Onder een greenstickfractuur wordt ook een onvolledige botbreuk bedoeld. Aan één zijde is het bot gebroken. Het moet gezien worden als een twijgje (jonge tak van een boom) die men doorbuigt. Aan één zijde zal er uiteindelijk een scheur in het twijgje ontstaan terwijl de andere zijde nog intact is. Het bot is dus niet geheel gebroken maar gedeeltelijk. Een greenstickfractuur wordt ook wel een twijgbreuk genoemd.
Kinderen hebben dit vaker
Vaak komt een greenstickfractuur voor aan de pols en soms aan de onderarm, en vaker bij kinderen dan bij volwassenen. Dit komt omdat bij kinderen het beenvlies dik en taai is, iets dat bij volwassenen meestal niet meer gezien wordt. Ook is het bot buigzamer bij kinderen, waardoor een bot makkelijker doorbuigt in plaats van geheel doorbreekt.
Behandeling
Wanneer het beenvlies gedeeltelijk is gescheurd kan er een hoek tussen de botstukken ontstaan. Hierdoor moet het bot eerst gezet worden. Dit wordt ook wel repositie genoemd. De botstukken worden in de lengterichting van elkaar getrokken. Vervolgens zet men de gebroken delen goed tegenover elkaar. Soms moet er aardig hard getrokken worden wanneer de spieren erg sterk zijn. Dit kan een pijnlijke aangelegenheid zijn. Wanneer de botdelen goed in positie liggen kan dit gefixeerd worden middels het aanbrengen van gips. Een gipsverband wordt gedurende twee tot vier weken gedragen. In de meeste gevallen verloopt de genezing goed, vooral bij kinderen geneest een botbreuk vrij snel. Wanneer bij het zetten van het bot de botdelen niet goed in positie zijn komen te liggen ontstaat er een scheefstand doordat de botdelen scheef ten opzichte van elkaar vastgroeien. Soms is dan een operatieve ingreep nodig.

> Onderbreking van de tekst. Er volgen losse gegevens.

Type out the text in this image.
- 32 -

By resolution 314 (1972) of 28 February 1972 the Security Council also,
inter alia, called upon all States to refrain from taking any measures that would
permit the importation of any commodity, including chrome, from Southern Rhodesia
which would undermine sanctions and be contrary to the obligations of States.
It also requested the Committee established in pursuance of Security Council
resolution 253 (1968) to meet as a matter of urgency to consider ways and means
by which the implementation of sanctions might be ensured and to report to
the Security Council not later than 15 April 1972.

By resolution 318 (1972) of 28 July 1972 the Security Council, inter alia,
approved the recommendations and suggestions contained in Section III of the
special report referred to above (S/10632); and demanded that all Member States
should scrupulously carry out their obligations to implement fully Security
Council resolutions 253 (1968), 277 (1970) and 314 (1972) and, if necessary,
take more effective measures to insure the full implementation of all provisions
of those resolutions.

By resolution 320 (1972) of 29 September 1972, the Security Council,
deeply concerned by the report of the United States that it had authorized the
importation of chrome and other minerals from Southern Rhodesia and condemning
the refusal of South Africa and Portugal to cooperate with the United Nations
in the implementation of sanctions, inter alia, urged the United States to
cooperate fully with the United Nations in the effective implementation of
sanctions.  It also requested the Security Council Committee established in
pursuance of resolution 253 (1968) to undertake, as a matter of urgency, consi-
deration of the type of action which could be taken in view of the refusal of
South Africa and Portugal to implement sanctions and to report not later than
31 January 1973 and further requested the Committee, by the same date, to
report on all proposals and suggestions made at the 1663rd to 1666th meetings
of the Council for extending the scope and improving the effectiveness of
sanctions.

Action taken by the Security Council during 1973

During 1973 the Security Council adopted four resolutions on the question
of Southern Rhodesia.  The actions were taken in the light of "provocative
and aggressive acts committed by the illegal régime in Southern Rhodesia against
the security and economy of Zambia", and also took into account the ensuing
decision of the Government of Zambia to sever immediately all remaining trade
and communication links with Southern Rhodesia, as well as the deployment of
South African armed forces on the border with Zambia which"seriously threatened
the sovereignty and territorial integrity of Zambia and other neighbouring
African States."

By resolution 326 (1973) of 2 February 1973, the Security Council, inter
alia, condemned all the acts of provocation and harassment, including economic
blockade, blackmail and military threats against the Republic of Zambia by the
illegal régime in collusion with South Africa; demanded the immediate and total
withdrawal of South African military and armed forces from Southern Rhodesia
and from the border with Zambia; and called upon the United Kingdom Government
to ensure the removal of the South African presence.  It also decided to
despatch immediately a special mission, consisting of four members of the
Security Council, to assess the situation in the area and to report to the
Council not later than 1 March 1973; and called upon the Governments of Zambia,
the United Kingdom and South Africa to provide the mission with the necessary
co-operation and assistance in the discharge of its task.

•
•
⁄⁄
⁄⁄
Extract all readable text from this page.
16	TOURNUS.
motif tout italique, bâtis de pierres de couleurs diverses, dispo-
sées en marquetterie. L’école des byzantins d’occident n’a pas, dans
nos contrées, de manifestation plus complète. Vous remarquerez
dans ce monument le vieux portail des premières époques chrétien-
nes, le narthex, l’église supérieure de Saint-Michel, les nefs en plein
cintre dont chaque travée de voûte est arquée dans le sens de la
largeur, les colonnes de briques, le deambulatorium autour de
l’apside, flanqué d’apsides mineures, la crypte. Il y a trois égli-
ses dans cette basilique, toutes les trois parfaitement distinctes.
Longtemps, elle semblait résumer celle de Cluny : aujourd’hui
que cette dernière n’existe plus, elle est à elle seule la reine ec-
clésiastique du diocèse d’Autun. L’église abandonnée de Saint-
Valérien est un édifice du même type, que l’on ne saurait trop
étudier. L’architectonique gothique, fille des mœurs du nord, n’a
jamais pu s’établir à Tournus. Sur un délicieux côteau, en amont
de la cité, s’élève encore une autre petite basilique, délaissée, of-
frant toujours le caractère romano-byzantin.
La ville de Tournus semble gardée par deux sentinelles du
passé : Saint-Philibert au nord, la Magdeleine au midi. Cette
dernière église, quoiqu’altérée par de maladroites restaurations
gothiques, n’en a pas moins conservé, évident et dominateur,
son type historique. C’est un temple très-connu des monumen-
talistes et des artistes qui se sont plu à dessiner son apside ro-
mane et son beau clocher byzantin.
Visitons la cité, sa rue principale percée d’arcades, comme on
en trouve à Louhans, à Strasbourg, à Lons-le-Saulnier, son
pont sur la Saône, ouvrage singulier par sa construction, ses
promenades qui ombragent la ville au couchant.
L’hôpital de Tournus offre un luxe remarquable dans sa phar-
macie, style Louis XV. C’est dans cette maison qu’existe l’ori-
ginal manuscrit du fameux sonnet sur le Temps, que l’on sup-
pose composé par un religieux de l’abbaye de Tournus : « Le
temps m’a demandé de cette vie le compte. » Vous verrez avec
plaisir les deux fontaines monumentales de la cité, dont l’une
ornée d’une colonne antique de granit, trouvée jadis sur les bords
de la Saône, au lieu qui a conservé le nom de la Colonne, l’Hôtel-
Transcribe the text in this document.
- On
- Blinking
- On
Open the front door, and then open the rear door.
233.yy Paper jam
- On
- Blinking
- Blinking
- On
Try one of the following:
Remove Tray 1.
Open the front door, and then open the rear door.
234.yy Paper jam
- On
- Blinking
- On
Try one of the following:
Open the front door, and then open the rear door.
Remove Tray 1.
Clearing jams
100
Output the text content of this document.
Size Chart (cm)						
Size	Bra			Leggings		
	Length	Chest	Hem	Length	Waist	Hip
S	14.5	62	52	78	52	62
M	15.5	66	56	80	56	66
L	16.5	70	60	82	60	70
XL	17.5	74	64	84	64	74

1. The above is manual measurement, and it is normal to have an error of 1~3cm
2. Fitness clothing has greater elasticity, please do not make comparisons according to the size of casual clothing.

Het dragen van een mitella of sling is tijdens de gipsperiode niet nodig. Wanneer de vingers erg dik worden kan het dragen van een mitella wel zinvol zijn. Toch moet geprobeerd worden dit zo min mogelijk te doen zodat het kind de arm zelf draagt. Het is belangrijk dat het gips niet nat wordt: hierdoor gaat het broeien, stinken en jeuken. Ook mag het kind tijdelijk geen gevaarlijk sport of spellen doen waarbij het op de arm/pols/hand kan vallen. Wanneer het gips verwijderd is, kan de arts soms aanraden om fysiotherapie te volgen. Soms ziet de pols of onderarm er dunner uit doordat de spieren slinken wanneer ze een tijd niet gebruikt worden. Dit is op zich niet ernstig: de spieren worden weer dikker naarmate de arm weer meer bewogen wordt.